In order to be able to provoke so much diversity of opinion, a man must be not only versatile but forcible. Nietzsche was both. There is scarcely a subject in the whole range of philosophical thought which he does not attack and blow up; and he hurls forth his hard, polished missiles in a manner so destructive, and at the same time with such accuracy of aim, that it is no wonder a chorus of ill-used strongholds of traditional thought now cry out against him as a disturber and annihilator of their peace.

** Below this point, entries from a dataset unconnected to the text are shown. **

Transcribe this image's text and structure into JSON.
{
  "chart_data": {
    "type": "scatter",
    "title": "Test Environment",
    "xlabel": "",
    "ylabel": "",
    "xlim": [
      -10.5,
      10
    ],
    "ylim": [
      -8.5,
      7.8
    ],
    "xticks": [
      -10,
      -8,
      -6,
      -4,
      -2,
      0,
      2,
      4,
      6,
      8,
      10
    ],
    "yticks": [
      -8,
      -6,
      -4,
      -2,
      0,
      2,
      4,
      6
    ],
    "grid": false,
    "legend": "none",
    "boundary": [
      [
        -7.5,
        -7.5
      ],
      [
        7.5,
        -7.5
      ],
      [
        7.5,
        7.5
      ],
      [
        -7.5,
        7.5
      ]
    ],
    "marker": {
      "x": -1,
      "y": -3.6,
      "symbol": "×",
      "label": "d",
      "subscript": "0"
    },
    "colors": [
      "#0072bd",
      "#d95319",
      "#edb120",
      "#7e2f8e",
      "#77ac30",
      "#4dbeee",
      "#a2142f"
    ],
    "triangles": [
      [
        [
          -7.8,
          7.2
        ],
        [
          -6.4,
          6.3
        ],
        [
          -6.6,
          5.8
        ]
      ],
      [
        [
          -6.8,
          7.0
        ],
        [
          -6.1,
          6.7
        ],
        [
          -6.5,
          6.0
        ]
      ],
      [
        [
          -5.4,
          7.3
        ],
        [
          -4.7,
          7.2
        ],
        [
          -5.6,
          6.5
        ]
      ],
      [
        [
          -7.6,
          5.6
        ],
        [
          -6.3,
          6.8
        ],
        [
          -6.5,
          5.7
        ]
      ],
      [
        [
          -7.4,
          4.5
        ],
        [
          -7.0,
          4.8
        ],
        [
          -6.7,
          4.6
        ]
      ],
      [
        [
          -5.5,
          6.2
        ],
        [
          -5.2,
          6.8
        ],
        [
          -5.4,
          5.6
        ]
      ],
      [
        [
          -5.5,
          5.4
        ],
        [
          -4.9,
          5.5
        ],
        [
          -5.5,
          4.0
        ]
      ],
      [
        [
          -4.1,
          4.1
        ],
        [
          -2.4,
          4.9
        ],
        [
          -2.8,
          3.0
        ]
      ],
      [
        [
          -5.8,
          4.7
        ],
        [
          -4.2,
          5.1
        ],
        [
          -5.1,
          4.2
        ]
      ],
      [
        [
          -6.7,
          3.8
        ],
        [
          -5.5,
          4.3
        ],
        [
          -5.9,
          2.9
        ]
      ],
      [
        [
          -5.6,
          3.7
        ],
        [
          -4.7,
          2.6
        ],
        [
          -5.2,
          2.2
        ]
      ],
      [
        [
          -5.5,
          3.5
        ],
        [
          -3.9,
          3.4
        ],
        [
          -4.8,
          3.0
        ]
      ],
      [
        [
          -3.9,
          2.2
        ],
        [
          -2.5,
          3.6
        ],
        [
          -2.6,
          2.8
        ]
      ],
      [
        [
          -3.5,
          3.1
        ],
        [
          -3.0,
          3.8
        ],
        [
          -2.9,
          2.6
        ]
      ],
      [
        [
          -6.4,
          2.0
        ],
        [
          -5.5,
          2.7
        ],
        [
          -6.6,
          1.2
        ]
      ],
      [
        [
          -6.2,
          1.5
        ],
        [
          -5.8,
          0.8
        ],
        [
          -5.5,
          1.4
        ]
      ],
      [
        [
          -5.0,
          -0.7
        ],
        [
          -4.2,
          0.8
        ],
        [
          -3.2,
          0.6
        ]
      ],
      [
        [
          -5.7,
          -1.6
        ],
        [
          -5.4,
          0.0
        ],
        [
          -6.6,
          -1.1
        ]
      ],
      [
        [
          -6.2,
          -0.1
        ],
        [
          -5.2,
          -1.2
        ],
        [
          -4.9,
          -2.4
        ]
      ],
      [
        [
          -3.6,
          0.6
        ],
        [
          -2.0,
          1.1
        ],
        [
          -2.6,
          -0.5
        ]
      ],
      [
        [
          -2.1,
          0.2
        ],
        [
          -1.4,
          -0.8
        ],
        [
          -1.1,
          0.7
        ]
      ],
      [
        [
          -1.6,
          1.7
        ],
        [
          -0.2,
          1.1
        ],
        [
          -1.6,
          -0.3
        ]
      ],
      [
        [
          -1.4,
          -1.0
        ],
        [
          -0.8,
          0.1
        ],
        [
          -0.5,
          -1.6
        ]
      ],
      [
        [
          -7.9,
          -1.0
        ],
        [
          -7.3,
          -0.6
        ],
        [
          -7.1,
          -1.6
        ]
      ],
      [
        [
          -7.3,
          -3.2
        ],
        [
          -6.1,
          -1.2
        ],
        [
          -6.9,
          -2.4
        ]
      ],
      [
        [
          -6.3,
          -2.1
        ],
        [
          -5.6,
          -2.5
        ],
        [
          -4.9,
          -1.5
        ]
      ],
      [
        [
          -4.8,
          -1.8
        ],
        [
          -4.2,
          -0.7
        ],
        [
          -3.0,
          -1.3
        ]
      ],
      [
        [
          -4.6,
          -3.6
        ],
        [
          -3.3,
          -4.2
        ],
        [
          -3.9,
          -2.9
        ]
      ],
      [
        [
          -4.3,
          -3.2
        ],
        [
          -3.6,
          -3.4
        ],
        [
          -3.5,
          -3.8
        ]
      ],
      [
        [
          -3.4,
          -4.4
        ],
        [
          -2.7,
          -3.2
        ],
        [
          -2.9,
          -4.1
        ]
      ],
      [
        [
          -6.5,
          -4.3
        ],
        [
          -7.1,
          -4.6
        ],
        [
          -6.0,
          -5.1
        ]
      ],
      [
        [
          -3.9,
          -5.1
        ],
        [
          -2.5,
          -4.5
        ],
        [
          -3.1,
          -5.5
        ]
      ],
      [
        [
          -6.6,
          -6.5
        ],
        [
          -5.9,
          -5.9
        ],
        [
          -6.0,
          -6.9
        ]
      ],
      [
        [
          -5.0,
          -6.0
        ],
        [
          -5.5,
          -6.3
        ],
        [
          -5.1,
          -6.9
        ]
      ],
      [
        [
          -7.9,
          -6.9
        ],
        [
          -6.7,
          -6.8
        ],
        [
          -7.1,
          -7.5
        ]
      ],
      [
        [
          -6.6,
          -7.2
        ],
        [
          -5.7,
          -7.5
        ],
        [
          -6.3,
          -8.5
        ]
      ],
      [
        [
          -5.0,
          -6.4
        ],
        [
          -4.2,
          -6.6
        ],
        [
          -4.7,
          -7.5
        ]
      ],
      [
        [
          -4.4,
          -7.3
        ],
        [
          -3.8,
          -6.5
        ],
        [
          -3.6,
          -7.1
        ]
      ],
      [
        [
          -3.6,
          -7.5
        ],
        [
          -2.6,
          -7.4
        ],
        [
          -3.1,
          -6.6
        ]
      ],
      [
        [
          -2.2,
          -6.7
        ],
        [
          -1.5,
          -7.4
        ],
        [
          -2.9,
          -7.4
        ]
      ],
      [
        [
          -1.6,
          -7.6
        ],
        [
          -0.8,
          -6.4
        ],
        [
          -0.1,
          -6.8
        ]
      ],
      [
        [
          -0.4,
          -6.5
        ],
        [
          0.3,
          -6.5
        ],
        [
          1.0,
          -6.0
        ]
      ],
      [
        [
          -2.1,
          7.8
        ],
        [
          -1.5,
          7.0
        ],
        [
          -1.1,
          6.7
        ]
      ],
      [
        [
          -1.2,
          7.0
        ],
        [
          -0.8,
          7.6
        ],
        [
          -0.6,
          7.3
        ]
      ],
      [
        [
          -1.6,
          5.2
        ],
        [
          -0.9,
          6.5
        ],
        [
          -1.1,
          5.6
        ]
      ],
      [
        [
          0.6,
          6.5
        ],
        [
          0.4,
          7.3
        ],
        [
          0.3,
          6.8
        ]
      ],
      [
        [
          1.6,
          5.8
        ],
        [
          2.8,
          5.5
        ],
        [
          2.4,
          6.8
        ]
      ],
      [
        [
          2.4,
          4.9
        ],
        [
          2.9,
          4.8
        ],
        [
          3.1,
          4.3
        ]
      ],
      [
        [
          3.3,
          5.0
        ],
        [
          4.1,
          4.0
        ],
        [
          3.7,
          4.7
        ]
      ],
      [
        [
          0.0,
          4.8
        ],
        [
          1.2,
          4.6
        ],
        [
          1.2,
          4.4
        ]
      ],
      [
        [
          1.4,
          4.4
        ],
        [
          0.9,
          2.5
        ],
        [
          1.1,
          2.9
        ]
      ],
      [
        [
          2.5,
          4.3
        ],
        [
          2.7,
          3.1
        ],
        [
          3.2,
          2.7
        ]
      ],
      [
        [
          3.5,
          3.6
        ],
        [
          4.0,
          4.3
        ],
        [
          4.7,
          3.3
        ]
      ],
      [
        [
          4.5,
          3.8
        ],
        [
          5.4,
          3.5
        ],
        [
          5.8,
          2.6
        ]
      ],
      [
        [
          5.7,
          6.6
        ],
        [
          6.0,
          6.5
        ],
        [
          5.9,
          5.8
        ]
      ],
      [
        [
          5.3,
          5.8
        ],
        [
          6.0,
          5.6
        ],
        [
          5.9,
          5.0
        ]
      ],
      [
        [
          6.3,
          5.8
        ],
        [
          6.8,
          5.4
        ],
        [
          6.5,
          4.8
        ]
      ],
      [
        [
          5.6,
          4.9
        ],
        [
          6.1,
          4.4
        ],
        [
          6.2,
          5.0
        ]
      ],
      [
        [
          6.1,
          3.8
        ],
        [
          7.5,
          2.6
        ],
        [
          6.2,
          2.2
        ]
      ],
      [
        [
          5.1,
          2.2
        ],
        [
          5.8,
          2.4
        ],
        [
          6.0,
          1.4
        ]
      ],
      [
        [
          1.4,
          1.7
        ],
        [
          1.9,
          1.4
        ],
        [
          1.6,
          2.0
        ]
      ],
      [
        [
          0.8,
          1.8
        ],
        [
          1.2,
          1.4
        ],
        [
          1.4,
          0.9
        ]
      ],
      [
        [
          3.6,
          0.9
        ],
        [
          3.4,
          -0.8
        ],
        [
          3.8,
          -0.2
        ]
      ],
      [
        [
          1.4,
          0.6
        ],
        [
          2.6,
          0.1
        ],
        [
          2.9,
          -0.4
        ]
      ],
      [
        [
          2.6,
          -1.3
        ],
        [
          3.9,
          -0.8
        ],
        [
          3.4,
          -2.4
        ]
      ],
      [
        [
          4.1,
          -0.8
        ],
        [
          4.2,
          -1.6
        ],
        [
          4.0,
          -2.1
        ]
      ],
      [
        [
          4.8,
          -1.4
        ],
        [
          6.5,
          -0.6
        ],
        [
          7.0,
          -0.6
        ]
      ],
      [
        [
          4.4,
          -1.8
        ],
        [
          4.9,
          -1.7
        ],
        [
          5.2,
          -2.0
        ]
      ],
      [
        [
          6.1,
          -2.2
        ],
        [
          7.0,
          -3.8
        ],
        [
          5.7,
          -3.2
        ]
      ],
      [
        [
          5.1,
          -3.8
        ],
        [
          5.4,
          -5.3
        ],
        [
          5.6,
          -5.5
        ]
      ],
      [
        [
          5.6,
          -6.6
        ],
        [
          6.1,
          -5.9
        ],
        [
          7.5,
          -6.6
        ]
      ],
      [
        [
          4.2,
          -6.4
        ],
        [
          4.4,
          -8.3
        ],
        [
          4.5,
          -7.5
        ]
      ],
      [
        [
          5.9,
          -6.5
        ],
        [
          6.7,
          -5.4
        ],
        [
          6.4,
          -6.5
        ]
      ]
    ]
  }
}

Yet, through all the dust, smoke, and noise of his implacable warfare, there are both a method and a mission to be discerned—a method and a mission in the pursuit of which Nietzsche is really as unswerving as he seems capricious.

Throughout his life and all his many recantations and revulsions of feeling, he remained faithful to one purpose and to one aim—the elevation of the type man. However bewildered we may become beneath the hail of his epigrams, treating of every momentous question that has ever agitated the human mind, we still can trace this broad principle running through all his works: his desire to elevate man and to make him more worthy of humanity's great past.

Even in his attack on English psychologists, naturalists, and philosophers, in The Genealogy of Morals, what are his charges against them? He says they debase man, voluntarily or involuntarily, by seeking the really operative, really imperative and decisive factor in history precisely where the intellectual pride of man would least wish to find it, i.e. in vis inertiæ, in some blind and accidental mechanism of ideas, in automatic and purely passive adaptation and modification, in the compulsory action of adjustment to environment.

Again, in his attack on the evolutionists' so-called "struggle for existence," of which I shall speak more exhaustively later, it is the suggestion that life—mere existence in itself—is worthy of being an aim at all, that he deprecates so profoundly. And, once more, it is with the view of elevating man and his aspirations that he levels the attack.

Whatever we may think of his methods, therefore, at least his aim was sufficiently lofty and honourable, and we must bear in mind that he never shirked the duties which, rightly or wrongly, he imagined would help him to achieve it.

What was Nietzsche? If we accept his own definition of the philosopher's task on earth, we must place him in the front rank of philosophers. For, according to him, the creation of new values, new principles, new standards, is the philosopher's sole raison d'être; and this he certainly accomplished. If, on the other hand, with all the "school" philosophers, we ask him to show us his system, we shall most surely be disappointed. In this respect, therefore, we may perhaps need to modify our opinion of him.

Be that as it may, it is safe to maintain that he was a poet of no mean order; not a mere versifier or rhapsodist, but a poet in the old Greek sense of the word, i.e. a maker, in our time such men are so rare that we are apt to question whether they exist at all, for poetasters have destroyed our faith in them. Goethe was perhaps the last example of the type in modern Europe, and although we may recall the scientific achievements of men like Michelangelo, Leonardo da Vinci and Galileo, we are not sufficiently ready to associate their divining and intuitive power in the department of science with their purely artistic and poetic achievements, despite the fact that the two are really inseparable.

Knowing the high authority with which poets of this order are wont to sneak, it might be supposed that we should approach Nietzsche's innovations in the realm of science with some respect, not in spite of, but precisely owing to, his great poetic genius. Unfortunately to-day this no longer follows. Too thoroughly have we divorced science from emotion and feeling (very wrongly, as even Herbert Spencer and Buckle both declared), and now, wherever we see emotion or a suggestion of passion, we are too apt to purse our lips and stand on our guard.

When we consider that Nietzsche was ultimately to prove the bitterest enemy of Christianity, and the severest critic of the ecclesiastic, his antecedents seem, to say the least, remarkable. His father, Karl Ludwig Nietzsche, born in 1813, was a clergyman of the German Protestant Church; his grandfather had also taken orders; whilst his grandmother on his father's side was descended from a long line of parsons. Nor do things change very much when we turn to his mother's family; for his maternal grandfather, Oehler, was also a clergyman, and, according to Nietzsche's sister, he appears to have been a very sound, though broad, theologian.

Yet, perhaps, it is we who are wrong in seeing anything strange in the fact that a man with such orthodox antecedents should have developed into a prophet and reformer of Nietzsche's stamp; for we should remember that only a long tradition of discipline and strict conventionality, lasting over a number of generations, is able to rear that will-power and determination which, as the lives of most great men have shown, are the first conditions of all epoch-making movements started by single individuals.